The current approaches to solving the problem go back to a debate lasting several years on the taxation of so-called digital companies. The debate started with the BEPS project of the OECD and the G20 countries.

 

Developments at European level

In 2018, the European Commission had proposed Directive COM (2018) 148 final for the introduction of a digital services tax, which was intended to establish a comprehensive, turnover-dependent tax of 3 percent on turnover from digital services. After considerable criticism of this solution, the proposed directive was rejected by the EU finance ministers at the end of 2018. A second EU Directive proposal (COM (2018) 147 final) provided for the introduction of a so-called significant digital presence. As a result, the concept of a permanent establishment in the respective national tax law was to be extended (“Digital Permanent Establishment”). This proposal was also rejected.
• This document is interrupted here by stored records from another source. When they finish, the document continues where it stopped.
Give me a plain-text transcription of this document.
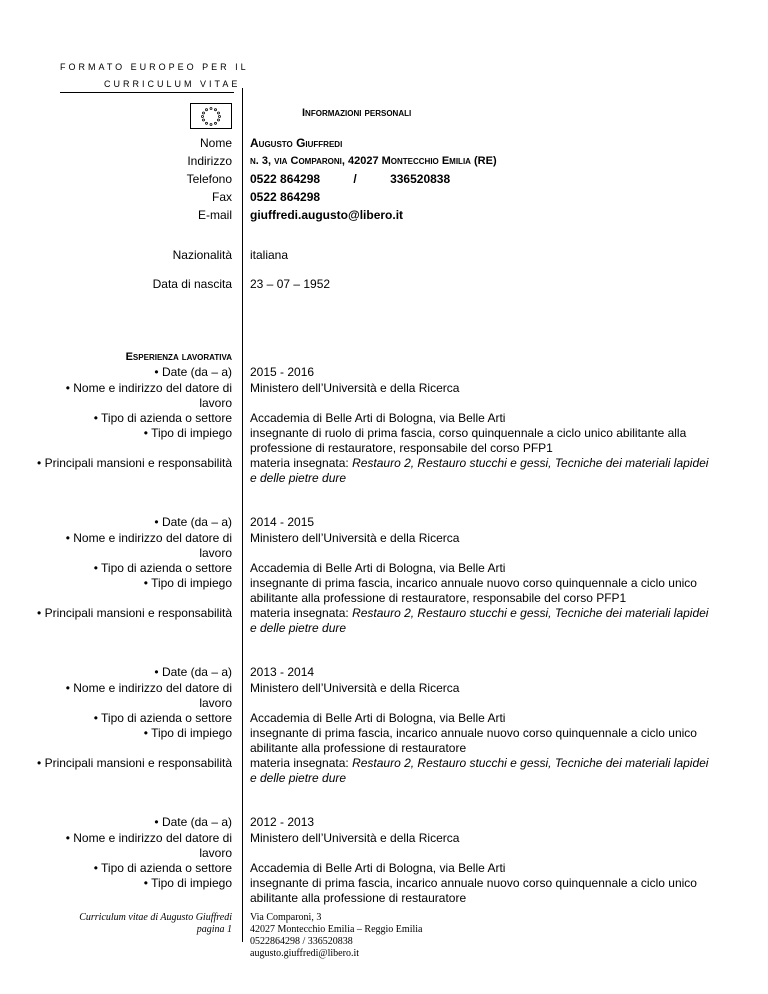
FORMATO EUROPEO PER IL
CURRICULUM VITAE
Informazioni personali
Nome Augusto Giuffredi
Indirizzo n. 3, via Comparoni, 42027 Montecchio Emilia (RE)
Telefono 0522 864298          /          336520838
Fax 0522 864298
E-mail giuffredi.augusto@libero.it
Nazionalità italiana
Data di nascita 23 – 07 – 1952
Esperienza lavorativa
• Date (da – a) 2015 - 2016
• Nome e indirizzo del datore di
lavoro
Ministero dell’Università e della Ricerca
• Tipo di azienda o settore Accademia di Belle Arti di Bologna, via Belle Arti
• Tipo di impiego insegnante di ruolo di prima fascia, corso quinquennale a ciclo unico abilitante alla professione di restauratore, responsabile del corso PFP1
• Principali mansioni e responsabilità materia insegnata: Restauro 2, Restauro stucchi e gessi, Tecniche dei materiali lapidei e delle pietre dure
• Date (da – a) 2014 - 2015
• Nome e indirizzo del datore di
lavoro
Ministero dell’Università e della Ricerca
• Tipo di azienda o settore Accademia di Belle Arti di Bologna, via Belle Arti
• Tipo di impiego insegnante di prima fascia, incarico annuale nuovo corso quinquennale a ciclo unico abilitante alla professione di restauratore, responsabile del corso PFP1
• Principali mansioni e responsabilità materia insegnata: Restauro 2, Restauro stucchi e gessi, Tecniche dei materiali lapidei e delle pietre dure
• Date (da – a) 2013 - 2014
• Nome e indirizzo del datore di
lavoro
Ministero dell’Università e della Ricerca
• Tipo di azienda o settore Accademia di Belle Arti di Bologna, via Belle Arti
• Tipo di impiego insegnante di prima fascia, incarico annuale nuovo corso quinquennale a ciclo unico abilitante alla professione di restauratore
• Principali mansioni e responsabilità materia insegnata: Restauro 2, Restauro stucchi e gessi, Tecniche dei materiali lapidei e delle pietre dure
• Date (da – a) 2012 - 2013
• Nome e indirizzo del datore di
lavoro
Ministero dell’Università e della Ricerca
• Tipo di azienda o settore Accademia di Belle Arti di Bologna, via Belle Arti
• Tipo di impiego insegnante di prima fascia, incarico annuale nuovo corso quinquennale a ciclo unico abilitante alla professione di restauratore
Curriculum vitae di Augusto Giuffredi
pagina 1
Via Comparoni, 3
42027 Montecchio Emilia – Reggio Emilia
0522864298 / 336520838
augusto.giuffredi@libero.it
However, the current strategy of the EU seems to be to wait for the further development of the OECD’s BEPS project, as a global solution is considered preferable. However, if an agreement at OECD level fails to be reached by the end of 2020, the EU reserves the right to re-enter the debate on taxation of the digital economy.

 

OECD/G20 two-pillar strategy

At OECD level, the “Policy Note” published in January 2019 brought new momentum to the tax policy debate. In January 2020, the OECD presented a statement on the reorganisation of the taxation of digital business models. The proposals are integrated into a “two-pillar strategy”.

 

Pillar 1 – Allocation of “taxing rights”

In future, the first pillar intends to distribute taxation rights among the so-called market or user states. These are the states in which the users of digital services or their sales markets are located. It is therefore to be based on the place of consumption. It would be necessary to establish a so-called nexus in the respective state, through which the profits generated would be allocated to the companies. In this respect, the policy note announced that various concepts would be compared, including that of “significant economic presence”or “significant digital presence”, which was already included in the EU proposal for a directive COM (2018) 147 final.
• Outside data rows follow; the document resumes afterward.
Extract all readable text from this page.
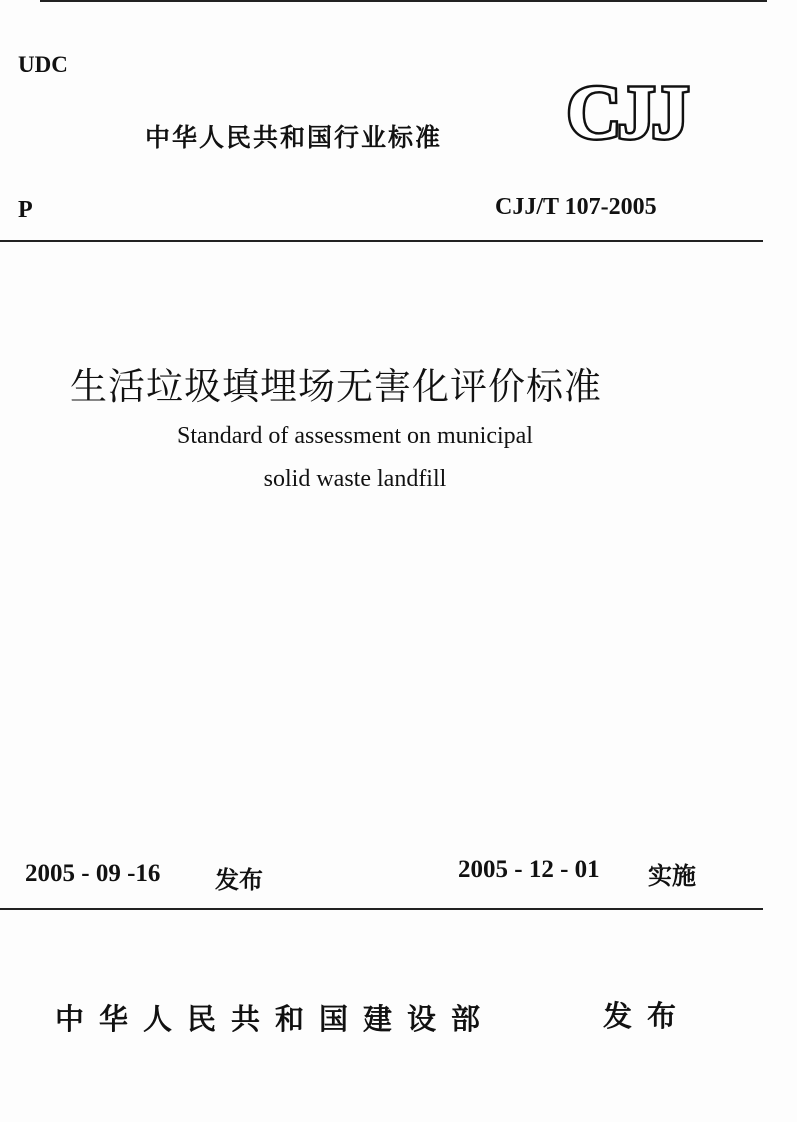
UDC
中华人民共和国行业标准 CJJ
P	CJJ/T 107-2005
生活垃圾填埋场无害化评价标准
Standard of assessment on municipal
solid waste landfill
2005 - 09 -16 发布	2005 - 12 - 01 实施
中华人民共和国建设部	发布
The aim is to combine the individual proposals of the OECD on the taxation of digital business models into a consensus-capable uniform approach (Unified Approach). All countries should be able to agree to this by the end of 2020. At the beginning of 2020, the Inclusive Framework and the G20 finance ministers already agreed to the OECD statement.

 

Pillar 2 – Minimum levels of taxation

The second pillar consists of setting a global minimum level of taxation on corporate profits (Global Anti-Base Erosion Proposal, GloBE). It aims to prevent the shifting of profits through different tax rates in different tax jurisdictions. For example, an extension of the often already existing additional taxation in a form that would be equivalent to a “withholding tax on outbound payments” is being discussed. In addition, there are considerations which, in the case of inbound payments (services to Germany), provide for a limitation of the deduction of business expenses for payments abroad, provided that a minimum level of taxation is not reached. Here too, the Inclusive Framework and the G20 Finance Ministers have already given their approval.
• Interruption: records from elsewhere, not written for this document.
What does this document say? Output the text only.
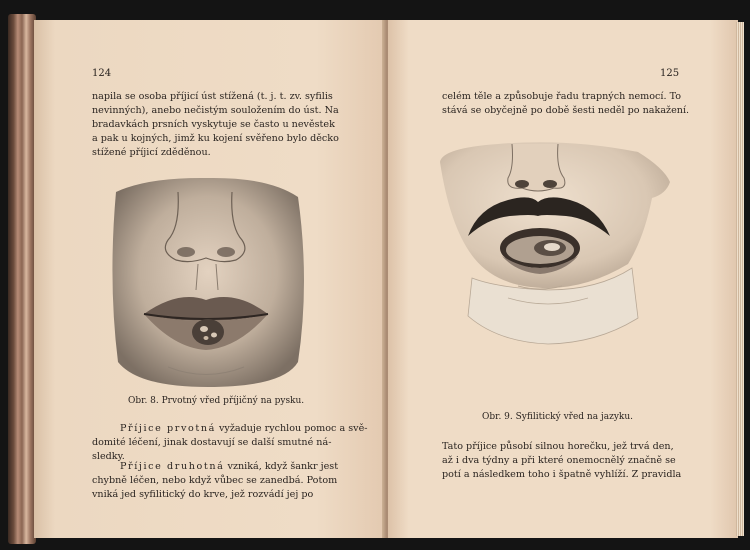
124
napila se osoba příjicí úst stížená (t. j. t. zv. syfilis
nevinných), anebo nečistým souložením do úst. Na
bradavkách prsních vyskytuje se často u nevěstek
a pak u kojných, jimž ku kojení svěřeno bylo děcko
stížené příjicí zděděnou.
Obr. 8. Prvotný vřed příjičný na pysku.
Příjice prvotná vyžaduje rychlou pomoc a svě-
domité léčení, jinak dostavují se další smutné ná-
sledky.
Příjice druhotná vzniká, když šankr jest
chybně léčen, nebo když vůbec se zanedbá. Potom
vniká jed syfilitický do krve, jež rozvádí jej po
125
celém těle a způsobuje řadu trapných nemocí. To
stává se obyčejně po době šesti neděl po nakažení.
Obr. 9. Syfilitický vřed na jazyku.
Tato příjice působí silnou horečku, jež trvá den,
až i dva týdny a při které onemocnělý značně se
potí a následkem toho i špatně vyhlíží. Z pravidla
The OECD proposals will only affect large global companies that prepare country-by-country reporting (Section 138a AO).

 

Conclusion

An agreement on the two-pillar model has been announced for the end of 2020. It is not yet clear whether an agreement will be reached. For German globally active companies, it should be noted that the first pillar could lead to a situation where parts of their previously domestically taxed tax base are shifted from a high-tax country to market and customer countries abroad, which may have a lower income tax burden. Pillar one could therefore lead not only to an increase but also to a reduction in the effective group tax rate. All globally active groups of companies that prepare a country-specific report (§ 138a AO) should quickly carry out an initial analysis of their impact in order to identify possible effects on their effective corporate tax rate.